I'm not sure if you now fully understand it... maybe you do!
However I feel handicapped for I wished I had a nice video like the one you made to explain this!
So, let's have a look at your video together.
For some reason that escapes me, you make a difference between "with respect to" and "relative", although you don't really make use of that difference. Still your good word choice may be helpful for my explanation to you! I will consistently use "relative" for a difference in velocities (a vector subtraction), and "with respect to the ground" for the ground as reference system.
First you compare a velocity measurement of the bike by the ground with a velocity measurement of the ground by the bike.
That is called a "system transformation", which happens when you make a conversion of measurements of one reference system to those of another one. And the transformation that you use is called a "Galilean" transformation. Coincidentally, also in special relativity, v_bike-ground = -v_ground-bike; so you can indeed say "always". But that is really an exception.
I suppose that with v_bike-ground you do NOT intend the - as a minus sign, which would indicate a velocity difference (=relative velocity in some textbooks). You clearly say "velocity of the bike with respect to the ground", and "velocity of the bike as seen by the ground". Thus with that you take the ground as reference system. Perfect.
But then (2:20) you arrive at slippery ground. You claim that this is true for the velocity between any two objects: that velocity of B wrt A is
always the negative of the velocity of A wrt B. That is not necessarily true. It is where many textbooks go wrong; an object is not always a reference system. In fact it usually is not!
Take for example the moon. From the Earth you always see the same side of the moon. What is its motion with respect to the Earth? And what is the motion of the Earth with respect to the moon? An astronaut who lands on this side of the moon, will not see the Earth go down or rise.
Next you nicely introduce the concept of a "reference". Good!
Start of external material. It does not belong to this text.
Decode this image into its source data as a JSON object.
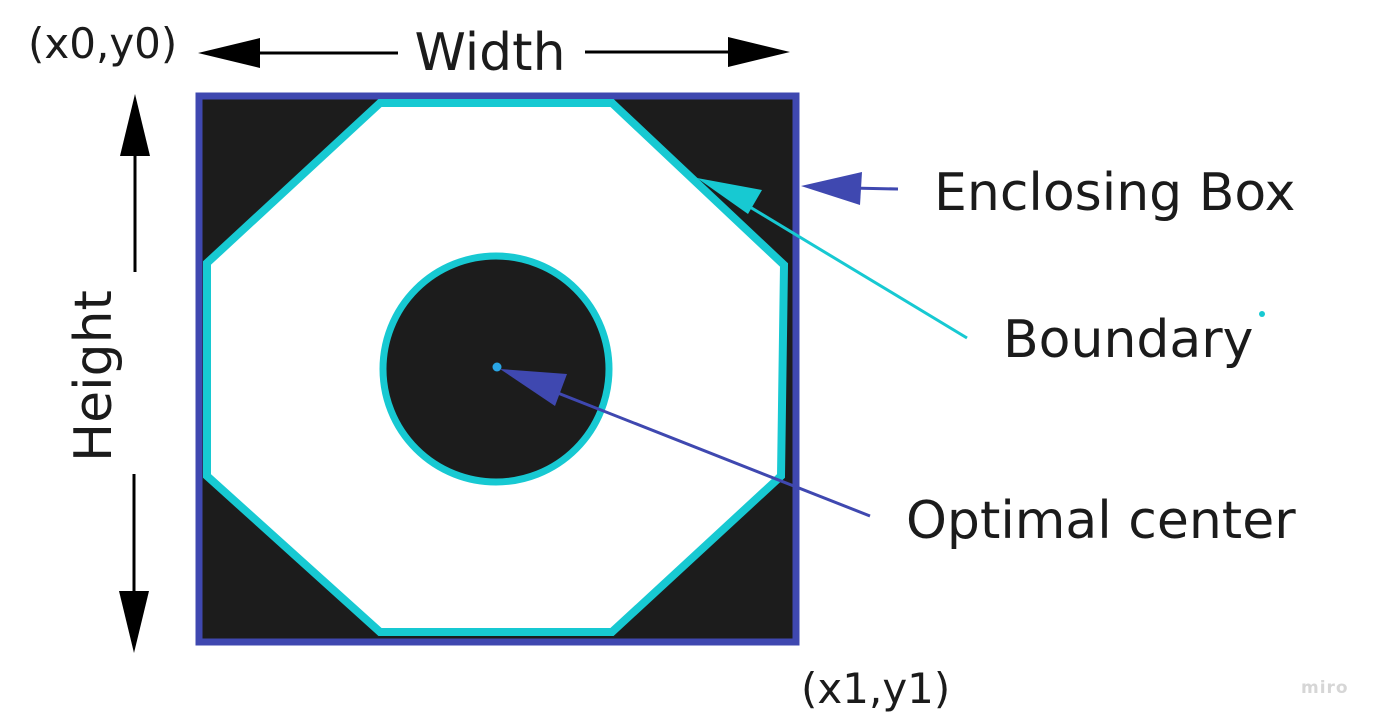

My suggestion is that you say somewhere (after 4:00) that the rule that you are going to give is only true in classical mechanics. And if a student asks you why, I know that you will give the right answer.
Then, at 5:40 you introduce (but hardly noticeable!) a new concept: relative velocity.
You say that the relative velocity of the road and the limousine "cancel out". You probably mean that
with respect to the car, the velocity of the ground relative to the car is the negative of the velocity of the limousine relative to the ground, so that the velocity of the limousine relative to the car is zero. That is a straightforward vector subtraction, although in one dimension; it is all calculated using a single reference system, the car.
If that is indeed what you did, then you used there "relative velocity" definition 1 of my explanation in the link of my first reply. Do you copy that?
The advantage of that definition is that it is equally valid in special relativity. The advantage of the other definition (no.2) is that it looks somewhat simpler, even though it is in fact a system transformation. However, I noticed in discussions that it can hinder the capability to arrive at a good understanding of special relativity (which is why I nickname it "Newspeak"; you will know what I mean if you read Orwell!).
Using definition 1, I would say that the relative velocity of the limousine and the car are zero with respect to the car. And in such a case the relative velocity of the limousine and the car with respect to the ground is of course also zero.
.. but its an educational video! Cheers 
Vector addition of the same things always works. Therefore, a velocity difference in a single reference system is a vector subtraction that always works. That is different from a system transformation.